The benefits are about to become expand exponentially as you start playing. First, as the ukulele is strummed up and down you will find the ukulele may be strummed in an endless number of patterns and numerous implements including your thumb. When strumming, start with your forearm. The motions are easier and larger than using only your wrist and hand. Using your arm prevents your wrist from getting tired and overextended. There are many ways to strum and fingerpick or pluck the strings. Many players start off using their thumb and that’s okay. You may find that limiting later and it isn’t terribly difficult to use different fingers. You also use a pick in spite of what the purists say. A felt or leather pick works best because the ukulele’s strings are soft. There is even a special leather pick, called the Honu Pick, for people with carpal tunnel, arthritis, stroke, or other disability affecting the hand. It’s made from a long oval leather piece that is folded the long way and bonded together. Resembling a three-and-a-half-inch leather banana it’s very easy to hold and mimics the sound obtained from fingers. Let’s not forget your other hand as you use your fingers to press down the strings you do two things. You are exercising your arms, wrists, hands, and fingers to the delight of the occupational therapist, you’re also coordinating your movement while you work on fine motor skills.

Let’s address the cognitive benefits. These include learning and recall. You have to remember where each finger is placed, the individual notes and chords (multiple notes played simultaneously and their order in the music. You will improve your ability to communicate, especially if you sing while playing. If you’re afraid to sing for yourself. My one-year-old granddaughter is my biggest fan. So singing with intent will be a benefit to your speech.
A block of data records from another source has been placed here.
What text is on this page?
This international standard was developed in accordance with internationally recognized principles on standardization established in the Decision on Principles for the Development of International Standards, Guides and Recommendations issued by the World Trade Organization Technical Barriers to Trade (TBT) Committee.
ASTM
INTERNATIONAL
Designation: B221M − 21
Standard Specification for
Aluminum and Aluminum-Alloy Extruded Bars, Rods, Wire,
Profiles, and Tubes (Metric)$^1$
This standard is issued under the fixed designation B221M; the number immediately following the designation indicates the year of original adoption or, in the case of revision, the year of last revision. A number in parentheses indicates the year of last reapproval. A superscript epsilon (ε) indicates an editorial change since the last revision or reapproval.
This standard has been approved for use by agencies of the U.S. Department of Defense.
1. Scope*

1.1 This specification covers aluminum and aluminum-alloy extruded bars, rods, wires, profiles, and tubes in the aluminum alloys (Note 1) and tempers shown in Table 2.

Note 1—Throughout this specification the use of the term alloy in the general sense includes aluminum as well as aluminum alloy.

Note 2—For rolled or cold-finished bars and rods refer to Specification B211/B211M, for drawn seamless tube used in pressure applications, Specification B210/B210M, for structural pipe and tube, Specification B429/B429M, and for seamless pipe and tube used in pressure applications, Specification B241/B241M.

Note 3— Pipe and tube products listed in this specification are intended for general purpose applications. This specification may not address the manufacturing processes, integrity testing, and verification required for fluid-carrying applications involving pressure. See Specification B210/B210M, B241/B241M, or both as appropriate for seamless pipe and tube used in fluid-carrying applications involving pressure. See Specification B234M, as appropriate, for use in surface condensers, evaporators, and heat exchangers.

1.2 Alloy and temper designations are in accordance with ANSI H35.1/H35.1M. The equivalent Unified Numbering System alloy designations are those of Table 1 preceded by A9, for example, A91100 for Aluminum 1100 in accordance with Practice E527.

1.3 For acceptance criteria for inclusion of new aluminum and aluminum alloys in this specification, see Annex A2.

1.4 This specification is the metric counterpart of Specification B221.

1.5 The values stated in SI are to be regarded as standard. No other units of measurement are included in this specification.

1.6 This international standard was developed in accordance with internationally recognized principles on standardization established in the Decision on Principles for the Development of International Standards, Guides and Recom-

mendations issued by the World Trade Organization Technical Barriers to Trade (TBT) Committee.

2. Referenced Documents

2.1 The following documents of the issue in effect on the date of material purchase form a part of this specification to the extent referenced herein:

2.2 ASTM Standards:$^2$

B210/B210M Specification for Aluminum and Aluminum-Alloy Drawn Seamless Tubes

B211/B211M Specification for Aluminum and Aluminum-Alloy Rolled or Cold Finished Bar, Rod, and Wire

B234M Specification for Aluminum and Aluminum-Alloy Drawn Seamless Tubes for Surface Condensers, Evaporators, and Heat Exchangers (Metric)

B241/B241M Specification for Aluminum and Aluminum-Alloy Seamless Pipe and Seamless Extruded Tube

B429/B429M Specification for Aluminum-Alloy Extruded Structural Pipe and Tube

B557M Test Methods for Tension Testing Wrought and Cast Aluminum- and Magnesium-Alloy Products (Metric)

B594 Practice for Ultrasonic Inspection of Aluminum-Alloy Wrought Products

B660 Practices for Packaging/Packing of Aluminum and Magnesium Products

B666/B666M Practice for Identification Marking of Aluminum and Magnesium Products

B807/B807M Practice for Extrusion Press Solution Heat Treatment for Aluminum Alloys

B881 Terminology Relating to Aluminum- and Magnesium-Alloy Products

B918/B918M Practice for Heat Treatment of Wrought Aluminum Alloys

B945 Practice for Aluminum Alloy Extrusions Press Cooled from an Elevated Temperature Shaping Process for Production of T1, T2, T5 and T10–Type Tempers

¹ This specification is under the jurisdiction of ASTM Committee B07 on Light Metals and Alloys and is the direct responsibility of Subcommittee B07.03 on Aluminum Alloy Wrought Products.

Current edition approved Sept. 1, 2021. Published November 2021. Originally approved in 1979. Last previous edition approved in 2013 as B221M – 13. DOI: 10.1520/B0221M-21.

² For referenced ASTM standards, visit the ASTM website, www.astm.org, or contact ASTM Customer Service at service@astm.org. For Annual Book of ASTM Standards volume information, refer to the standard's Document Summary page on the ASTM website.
The ukulele can be an asset for mental health. Playing the ukulele is an exercise in mindfulness. Playing requires you to focus on the task at hand. To play is to be in the moment. Mindfulness is proven to reduces stress, anxiety, and depression. Social skills improve as we can participate in groups virtually or in person. As Jake Shimabukuro says, “Everyone in the group can participate, even if you can only play percussion on the top of your ukulele.”

Starting the ukulele isn’t hard or expensive. You can shop online for new or used instruments. Perhaps you could visit a local store and try out different sizes and types. There are exceptionally good lessons on YouTube, Google, and in books. Ukuleles may owe much to the islands but they’re a serious instrument nowadays. Just listen to some of the current ukulele artists like Jake Shimabukuro, Taimane Gardner, James Hill, or pop-star Billie Eilish.